2°) d’enjoindre à l’autorité consulaire française à Islamabad (Pakistan) de faire convoquer les intéressés et d’enregistrer les demandes de visas dans un délai de quinze jours à compter de la notification de la décision à intervenir ;

3°) de mettre à la charge de l’Etat la somme de 1 800 euros qui devra être versée à son avocate au titre de l’article L. 761-1 du code de justice administrative et de l’article 37 de la loi du 10 juillet 1991 relative à l’aide juridique, moyennant la renonciation de cette avocate à percevoir la contribution versée par l’Etat au titre de l’aide juridictionnelle.

Par un mémoire en défense, enregistré le 20 octobre 2025, le ministre de l’intérieur conclut au non-lieu à statuer sur les conclusions aux fins d’annulation et d’injonction et au rejet du surplus des conclusions de la requête.

Il fait valoir que les demandes de visa de M. B..., Mme B..., D... A... B..., E... B... et G... B... ont été enregistrées par l’autorité consulaire à Islamabad (Pakistan) le 9 septembre 2024.

M. B... a été admis à l’aide juridictionnelle totale par une décision du 21 mai 2024.

Vu les autres pièces du dossier.


Vu :
- la loi n° 91-647 du 10 juillet 1991 relative à l’aide juridique ;
- le code de justice administrative.


Considérant ce qui suit :

Aux termes de l’article R. 222-1 du code de justice administrative : « Les présidents de tribunal administratif (…), les premiers vice-présidents des tribunaux (…) et les présidents de formation de jugement des tribunaux (...) peuvent, par ordonnance : (…) 3 Constater qu’il n’y a pas lieu de statuer sur une requête (…) 5° Statuer sur les requêtes qui ne présentent plus à juger de questions autres que la condamnation prévue à l’article L. 761-1 ou la charge des dépens (…) ».

Il ressort des pièces du dossier que postérieurement à l’introduction de la requête, l’autorité consulaire française à Islamabad (Pakistan) a enregistré les demandes de visa de de M. B..., Mme B..., D... A... B..., E... B... et G... B.... Ainsi, la décision attaquée a implicitement mais nécessairement été retirée. Dans ces conditions, les conclusions de M. et Mme B... aux fins d’annulation et d’injonction sous astreinte sont devenues sans objet. Il n’y a pas lieu d’y statuer.

M. B... a obtenu le bénéfice de l'aide juridictionnelle totale. Ainsi, son avocate peut se prévaloir des dispositions des articles L. 761-1 du code de justice administrative et 37 de la loi du 10 juillet 1991. Il y a lieu, dans les circonstances de l'espèce, et sous réserve que Me Pollono, avocate du requérant, renonce à percevoir la somme correspondant à la part contributive de l'Etat, de mettre à la charge de l’Etat la somme de 800 euros.


O R D O N N E :


Article 1er : Il n’y a pas lieu de statuer sur les conclusions de M. et Mme B... aux fins d’annulation et d’injonction sous astreinte.
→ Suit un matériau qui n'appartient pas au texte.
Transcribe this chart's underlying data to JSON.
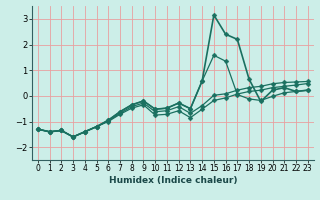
{
  "title": "",
  "xlabel": "Humidex (Indice chaleur)",
  "bg_color": "#cceee8",
  "grid_color": "#e8a0a0",
  "line_color": "#1a7060",
  "xlim": [
    -0.5,
    23.5
  ],
  "ylim": [
    -2.5,
    3.5
  ],
  "xticks": [
    0,
    1,
    2,
    3,
    4,
    5,
    6,
    7,
    8,
    9,
    10,
    11,
    12,
    13,
    14,
    15,
    16,
    17,
    18,
    19,
    20,
    21,
    22,
    23
  ],
  "yticks": [
    -2,
    -1,
    0,
    1,
    2,
    3
  ],
  "series": [
    [
      0,
      1,
      2,
      3,
      4,
      5,
      6,
      7,
      8,
      9,
      10,
      11,
      12,
      13,
      14,
      15,
      16,
      17,
      18,
      19,
      20,
      21,
      22,
      23
    ],
    [
      -1.3,
      -1.4,
      -1.35,
      -1.6,
      -1.4,
      -1.2,
      -1.0,
      -0.72,
      -0.48,
      -0.35,
      -0.75,
      -0.72,
      -0.58,
      -0.85,
      -0.52,
      -0.18,
      -0.08,
      0.07,
      0.17,
      0.22,
      0.32,
      0.37,
      0.42,
      0.48
    ],
    [
      -1.3,
      -1.4,
      -1.35,
      -1.6,
      -1.4,
      -1.2,
      -0.98,
      -0.68,
      -0.42,
      -0.28,
      -0.62,
      -0.58,
      -0.42,
      -0.68,
      -0.38,
      0.02,
      0.08,
      0.22,
      0.32,
      0.37,
      0.47,
      0.52,
      0.54,
      0.56
    ],
    [
      -1.3,
      -1.4,
      -1.35,
      -1.6,
      -1.4,
      -1.2,
      -0.95,
      -0.62,
      -0.35,
      -0.2,
      -0.52,
      -0.48,
      -0.28,
      -0.5,
      0.58,
      1.58,
      1.35,
      0.05,
      -0.12,
      -0.18,
      -0.02,
      0.12,
      0.17,
      0.22
    ],
    [
      -1.3,
      -1.4,
      -1.35,
      -1.6,
      -1.4,
      -1.2,
      -0.95,
      -0.62,
      -0.35,
      -0.2,
      -0.52,
      -0.48,
      -0.28,
      -0.5,
      0.58,
      3.15,
      2.4,
      2.2,
      0.65,
      -0.22,
      0.22,
      0.32,
      0.17,
      0.22
    ]
  ]
}
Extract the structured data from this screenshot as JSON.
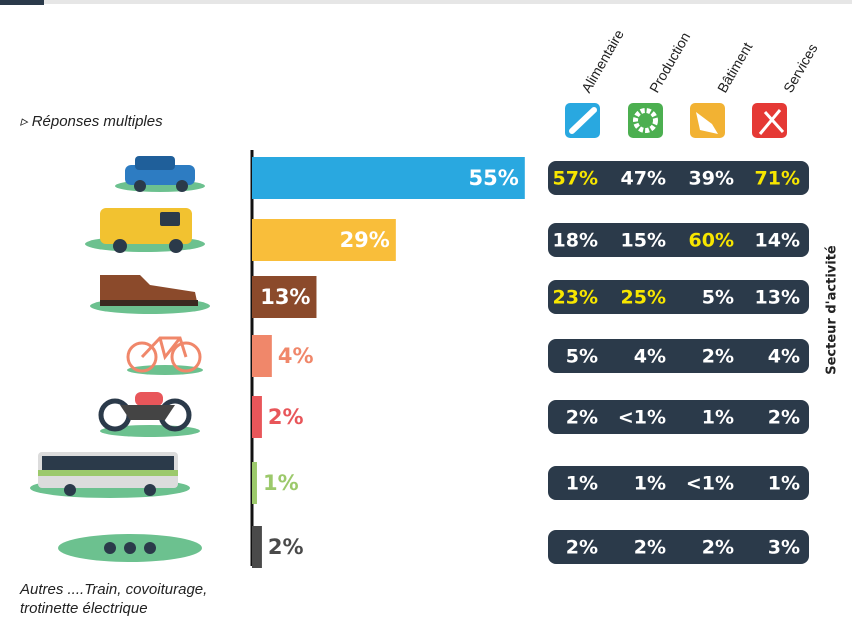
{
  "chart_data": {
    "type": "bar",
    "note": "▹ Réponses multiples",
    "footnote": [
      "Autres ....Train, covoiturage,",
      "trotinette électrique"
    ],
    "values": [
      55,
      29,
      13,
      4,
      2,
      1,
      2
    ],
    "value_labels": [
      "55%",
      "29%",
      "13%",
      "4%",
      "2%",
      "1%",
      "2%"
    ],
    "colors": [
      "#29a8e0",
      "#f9be3a",
      "#8b4a2b",
      "#f0876a",
      "#e8565a",
      "#9cc96b",
      "#4a4a4a"
    ]
  },
  "table": {
    "title": "Secteur d'activité",
    "columns": [
      "Alimentaire",
      "Production",
      "Bâtiment",
      "Services"
    ],
    "rows": [
      [
        "57%",
        "47%",
        "39%",
        "71%"
      ],
      [
        "18%",
        "15%",
        "60%",
        "14%"
      ],
      [
        "23%",
        "25%",
        "5%",
        "13%"
      ],
      [
        "5%",
        "4%",
        "2%",
        "4%"
      ],
      [
        "2%",
        "<1%",
        "1%",
        "2%"
      ],
      [
        "1%",
        "1%",
        "<1%",
        "1%"
      ],
      [
        "2%",
        "2%",
        "2%",
        "3%"
      ]
    ],
    "highlight": [
      [
        true,
        false,
        false,
        true
      ],
      [
        false,
        false,
        true,
        false
      ],
      [
        true,
        true,
        false,
        false
      ],
      [
        false,
        false,
        false,
        false
      ],
      [
        false,
        false,
        false,
        false
      ],
      [
        false,
        false,
        false,
        false
      ],
      [
        false,
        false,
        false,
        false
      ]
    ],
    "highlight_color": "#f7e600",
    "pill_color": "#2b3a4a"
  }
}
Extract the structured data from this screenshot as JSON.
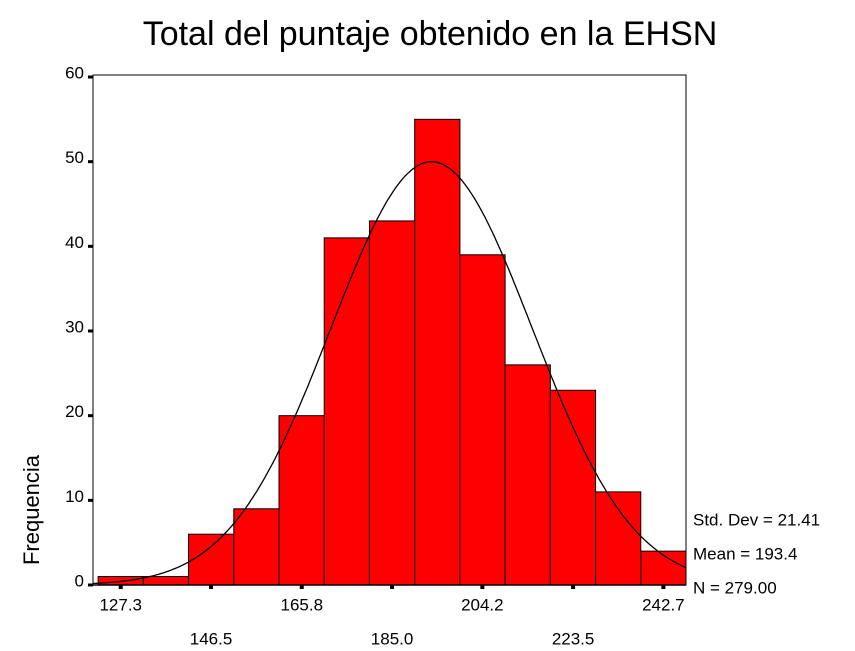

Article 2 : L’Etat versera à Me Pollono une somme de 800 euros en application des dispositions de l'article L. 761-1 du code de justice administrative et de l'article 37 de la loi du 10 juillet 1991, sous réserve qu’elle renonce à percevoir la somme correspondant à la part contributive de l'État.

Article 3 : La présente ordonnance sera notifiée à M. I..., à Mme H..., au ministre de l’intérieur et à Me Pollono.


Fait à Nantes, le 7 novembre 2025.
Le président,






E. BERTHON

La République mande et ordonne au ministre de l’intérieur en ce qui le concerne ou à tous commissaires de justice à ce requis en ce qui concerne les voies de droit commun contre les parties privées, de pourvoir à l’exécution de la présente décision.